Мой отпуск окончен. Погрузив лошадей с Сальниковым, прибыли в Армавир. Мы двигаемся в Майкоп, куда уже переброшен пеший 3-й Уманский полк. Здесь надо менять вагоны, но их нет… Иду к коменданту станции Армавир. Подпоручик в темных очках и в красной комендантской фуражке встал и, вытянувшись за столом в положение «смирно», спросил:

— Что Вам угодно, господин полковник?

Выслушав, что я с лошадьми двигаюсь на Майкоп и что мне нужен вагон, он ответил, что «вагонов нет». А потом добавил: «Пройдемте со мною».
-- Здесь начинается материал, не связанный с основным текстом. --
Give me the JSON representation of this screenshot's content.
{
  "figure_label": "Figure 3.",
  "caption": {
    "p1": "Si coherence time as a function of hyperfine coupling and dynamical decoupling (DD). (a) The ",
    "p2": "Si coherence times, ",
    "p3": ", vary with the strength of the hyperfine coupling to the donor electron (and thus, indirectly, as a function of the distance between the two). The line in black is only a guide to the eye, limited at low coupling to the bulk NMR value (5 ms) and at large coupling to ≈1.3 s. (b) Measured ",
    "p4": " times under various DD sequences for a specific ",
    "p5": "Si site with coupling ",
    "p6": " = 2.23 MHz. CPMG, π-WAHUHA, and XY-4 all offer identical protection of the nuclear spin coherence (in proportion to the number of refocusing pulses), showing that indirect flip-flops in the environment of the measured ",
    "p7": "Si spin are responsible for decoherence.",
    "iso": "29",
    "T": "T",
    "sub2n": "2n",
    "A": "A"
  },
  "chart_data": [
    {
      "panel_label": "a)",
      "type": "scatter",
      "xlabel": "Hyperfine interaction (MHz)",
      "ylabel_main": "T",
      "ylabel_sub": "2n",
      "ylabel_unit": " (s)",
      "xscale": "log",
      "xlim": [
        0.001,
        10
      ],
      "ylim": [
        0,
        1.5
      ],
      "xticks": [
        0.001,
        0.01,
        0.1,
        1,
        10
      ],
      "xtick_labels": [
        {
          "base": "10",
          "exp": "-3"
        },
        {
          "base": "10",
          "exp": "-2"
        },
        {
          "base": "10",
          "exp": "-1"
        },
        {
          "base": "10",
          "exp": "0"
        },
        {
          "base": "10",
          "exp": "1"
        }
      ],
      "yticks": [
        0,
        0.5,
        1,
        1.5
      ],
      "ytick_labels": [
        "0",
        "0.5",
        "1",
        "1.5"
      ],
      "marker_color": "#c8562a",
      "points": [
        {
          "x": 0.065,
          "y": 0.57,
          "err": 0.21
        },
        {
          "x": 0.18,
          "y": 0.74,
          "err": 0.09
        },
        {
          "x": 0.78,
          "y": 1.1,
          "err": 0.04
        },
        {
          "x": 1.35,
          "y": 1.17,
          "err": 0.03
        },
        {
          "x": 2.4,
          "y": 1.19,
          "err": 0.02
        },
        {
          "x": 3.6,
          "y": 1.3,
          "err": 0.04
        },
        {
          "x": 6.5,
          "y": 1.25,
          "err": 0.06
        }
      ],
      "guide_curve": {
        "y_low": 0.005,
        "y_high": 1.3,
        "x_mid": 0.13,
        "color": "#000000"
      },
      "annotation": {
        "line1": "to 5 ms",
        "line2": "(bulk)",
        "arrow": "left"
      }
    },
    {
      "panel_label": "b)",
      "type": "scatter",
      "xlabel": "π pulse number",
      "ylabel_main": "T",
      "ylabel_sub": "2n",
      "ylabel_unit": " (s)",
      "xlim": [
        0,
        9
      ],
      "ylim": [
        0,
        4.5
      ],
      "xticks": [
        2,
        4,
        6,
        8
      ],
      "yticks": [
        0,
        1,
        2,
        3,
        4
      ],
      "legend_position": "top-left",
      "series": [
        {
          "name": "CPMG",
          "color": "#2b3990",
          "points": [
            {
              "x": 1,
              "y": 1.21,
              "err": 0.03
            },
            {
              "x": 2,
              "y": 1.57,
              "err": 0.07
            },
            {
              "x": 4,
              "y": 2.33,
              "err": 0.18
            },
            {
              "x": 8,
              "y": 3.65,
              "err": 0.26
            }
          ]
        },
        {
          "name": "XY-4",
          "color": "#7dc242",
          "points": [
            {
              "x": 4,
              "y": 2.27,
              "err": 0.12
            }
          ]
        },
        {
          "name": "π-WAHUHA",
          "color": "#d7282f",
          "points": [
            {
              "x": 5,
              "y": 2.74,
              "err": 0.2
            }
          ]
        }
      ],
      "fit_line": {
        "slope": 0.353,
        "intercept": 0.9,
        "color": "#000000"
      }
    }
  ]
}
Мы выходим из его служебного кабинета и вместе идем к пустынному концу платформы. Там он останавливается, снимает свои темные очки и весело произносит:

— Здравия желаю, господин полковник!

— Астахов?., что это такое?., что за наряд у Вас?., как Вы попали сюда?., почему Вы в темных очках? — забросал я его вопросами.

Астахов[114] — первопоходник. Был при генерале Эрдели. После 2-го Кубанского похода произведен в прапорщики. Под станицей Михайловской Лабинского отдела я застал его помощником начальника команды связи Корниловского конного полка у хорунжего Ишутина.[115] Высокий, стройный, проворный, веселый, смелый на слова — его почему-то не любили в полку офицеры, его же сверстники из урядников. Возможно, потому, что он был очень разговорчив и на остроту над ним отвечал также остротой. Возможно, не любили его за активность. И когда потребовался от полка один офицер в штаб нашей 1-й Конной дивизии, коей тогда командовал генерал-майор Врангель, Астахов согласился быть там.

С тех пор я его не видел. Теперь он подпоручик и помощник коменданта станции Армавир. Его речь передо мною льется рекой. По выговору никто не может подумать, что он был урядником. Его красная комендантская фуражка — эмблема власти. Его же темные очки для того, чтобы его не узнавали те, кто для него был невыгоден. И устроился он на эту должность для того, чтобы иметь здесь свою казачью власть — так он, как и раньше, очень быстро говоря, пояснил мне.

— Вагонов нет, господин полковник, — говорит он. — Это официально, — добавляет. — Но для Вас я прежний прапорщик Астахов Корниловского полка, и вагон для Ваших лошадей будет подан немедленно же.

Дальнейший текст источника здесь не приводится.